Vai o padre de casa em casa e com ele um magote. Primeiro, dois homens com bandeiras vermelhas. Depois, três meninas a atirar pétalas de rosa e a cantar: “Aqui chega uma visita, que já não chegou há tanto, recebei com alegria o divino Espírito Santo.” E quatro músicos a tocar os seus instrumentos, um menino a segurar a água benta. Por fim, o padre e o organizador da festa, o chamado “festeiro”, ou um substituto, a recolher as ofertas.
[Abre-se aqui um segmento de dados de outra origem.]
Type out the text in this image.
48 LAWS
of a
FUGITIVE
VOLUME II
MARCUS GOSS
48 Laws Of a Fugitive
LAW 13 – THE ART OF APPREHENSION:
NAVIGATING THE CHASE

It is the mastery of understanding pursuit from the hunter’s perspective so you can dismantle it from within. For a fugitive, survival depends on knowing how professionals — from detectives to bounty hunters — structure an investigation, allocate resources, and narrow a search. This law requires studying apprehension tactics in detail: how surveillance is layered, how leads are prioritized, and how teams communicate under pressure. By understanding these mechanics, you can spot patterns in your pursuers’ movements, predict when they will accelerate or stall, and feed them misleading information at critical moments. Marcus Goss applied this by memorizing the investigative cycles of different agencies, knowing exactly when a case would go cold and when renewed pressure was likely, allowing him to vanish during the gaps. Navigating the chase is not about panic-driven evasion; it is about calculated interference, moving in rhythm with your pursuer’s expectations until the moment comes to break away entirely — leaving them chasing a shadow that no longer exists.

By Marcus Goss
Em nenhuma outra altura se limpam tanto as casas do vale de São Vicente, no Norte da ilha da Madeira. Há quem passe a semana a aspirar, a espanar, a escovar, a varrer, a lavar, a esfregar. No sábado, ainda fazem o pão com batata-doce, o bolo de família e outras iguarias para pôr na mesa da sala, que ninguém há-de tocar até chegar “a divina visita”.

Um detalhe ajuda a tradição a resistir. “O vale de São Vicente manteve a presença do sacerdote”, diz o padre Hugo Gomes. “Em quase todas as outras paróquias [da ilha], isso desapareceu.” Começa no primeiro domingo a seguir à Páscoa num sítio e prossegue nos outros, domingo a domingo, até percorrer as suas três paróquias. O padre da outra paróquia faz o mesmo. São apenas uns minutos em cada casa. Aproveita-os para saudar, fazer uma oração, dizer uma graçola, servir uma bebida, benzer alguma imagem. “É a grande festa da família”, entende. Guisa-se cabrito ou assa-se vaca e à mesa arrumam-se familiares e amigos de perto e de longe. “Aqui, o Espírito Santo é rico porque estamos todos juntos. Estar sozinho é até uma vergonha.”

Na origem de tudo isto está o pensamento de Joaquim de Fiore (1130-1202), segundo o qual a humanidade já vivera a idade do Pai e a idade do Filho e haveria de viver a idade do Espírito, a da confraternização. Garantem estudiosos como João Luís Rodrigues Gonçalves que a rainha Santa Isabel (1270-1336) é que começou a festa: em Alenquer, fez coroar um pobre e distribuir esmolas. A devoção desembarcou na Madeira com os franciscanos, que acompanharam o povoamento. Subsiste, como nos Açores, embora de modo diferente.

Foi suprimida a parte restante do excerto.